Dr. Gantt and a team of researchers that extends to Ontario are working to reduce that uncertainty for future parents of babies with CMV by advocating that newborns be tested for the virus at birth. Although there is no in utero treatment for CMV that has been proven to be effective, infants respond well to the antiviral drug Liam is taking. And when drugs are administered early, evidence shows that the effects of CMV can be blunted. “They go on to have improved speech and language development, educational and employment outcomes,” Dr. Gantt says.
The reason a test is needed is that babies like Liam, who displayed CMV symptoms at birth, are not the norm. This is another tricky side of CMV.
“Most infected babies don’t have any symptoms at birth,” says Dr. Ari Bitnun, a paediatric infectious diseases specialist at SickKids, The Hospital for Sick Children, in Toronto. Ten to fifteen percent of infants with congenital CMV show symptoms at birth (including microcephaly, eye abnormalities, rashes or an enlarged liver and spleen), but 85 percent do not. And while some in that group might never suffer symptoms, others will experience hearing loss, related speech delays or other random onset effects that can happen anytime until they turn five.
At BC Children’s Hospital in Vancouver, Dr. Gantt is running a pilot program that will test all infants who fail their hearing test. If CMV is the culprit, the infants will promptly receive the antivirals they need in hopes of staving off permanent damage.

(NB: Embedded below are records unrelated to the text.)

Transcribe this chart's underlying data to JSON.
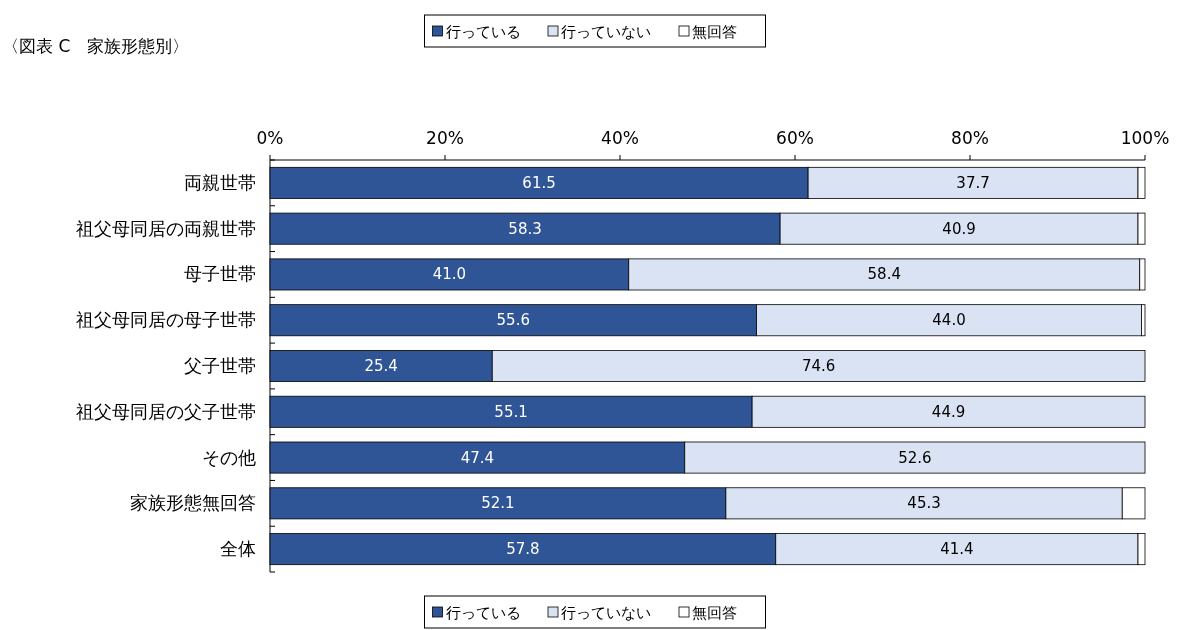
{
  "chart_data": {
    "type": "bar",
    "orientation": "horizontal",
    "stacked": true,
    "title": "〈図表 C　家族形態別〉",
    "categories": [
      "両親世帯",
      "祖父母同居の両親世帯",
      "母子世帯",
      "祖父母同居の母子世帯",
      "父子世帯",
      "祖父母同居の父子世帯",
      "その他",
      "家族形態無回答",
      "全体"
    ],
    "series": [
      {
        "name": "行っている",
        "color": "#2f5597",
        "values": [
          61.5,
          58.3,
          41.0,
          55.6,
          25.4,
          55.1,
          47.4,
          52.1,
          57.8
        ],
        "value_labels": [
          "61.5",
          "58.3",
          "41.0",
          "55.6",
          "25.4",
          "55.1",
          "47.4",
          "52.1",
          "57.8"
        ]
      },
      {
        "name": "行っていない",
        "color": "#dae3f3",
        "values": [
          37.7,
          40.9,
          58.4,
          44.0,
          74.6,
          44.9,
          52.6,
          45.3,
          41.4
        ],
        "value_labels": [
          "37.7",
          "40.9",
          "58.4",
          "44.0",
          "74.6",
          "44.9",
          "52.6",
          "45.3",
          "41.4"
        ]
      },
      {
        "name": "無回答",
        "color": "#ffffff",
        "values": [
          0.8,
          0.8,
          0.6,
          0.4,
          0,
          0,
          0,
          2.6,
          0.8
        ]
      }
    ],
    "xlim": [
      0,
      100
    ],
    "xticks": [
      {
        "value": 0,
        "label": "0%"
      },
      {
        "value": 20,
        "label": "20%"
      },
      {
        "value": 40,
        "label": "40%"
      },
      {
        "value": 60,
        "label": "60%"
      },
      {
        "value": 80,
        "label": "80%"
      },
      {
        "value": 100,
        "label": "100%"
      }
    ],
    "grid": false,
    "legend": [
      "top",
      "bottom"
    ]
  }
}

Dr. Pranesh Chakraborty, an Ottawa-based paediatrician, medical biochemist at the Children's Hospital of Eastern Ontario and medical director of Newborn Screening Ontario, recently recommended that all Ontario doctors add CMV to the routine panel of tests done on all infants (sometimes referred to as the heel prick tests). The province is considering his recommendation. The goal for both programs is to reduce the lifelong health impacts of CMV.
Among advocates, there is hope that awareness is finally starting to build.
“Now I tell everyone I know about this,” says Liam’s mom, Katie. “Washing my hands after I change a diaper—obviously I do that. But I never used to hesitate to give my son a kiss on the mouth or share my water bottle with him. If someone had told me about CMV, though, I would have been so much more careful.”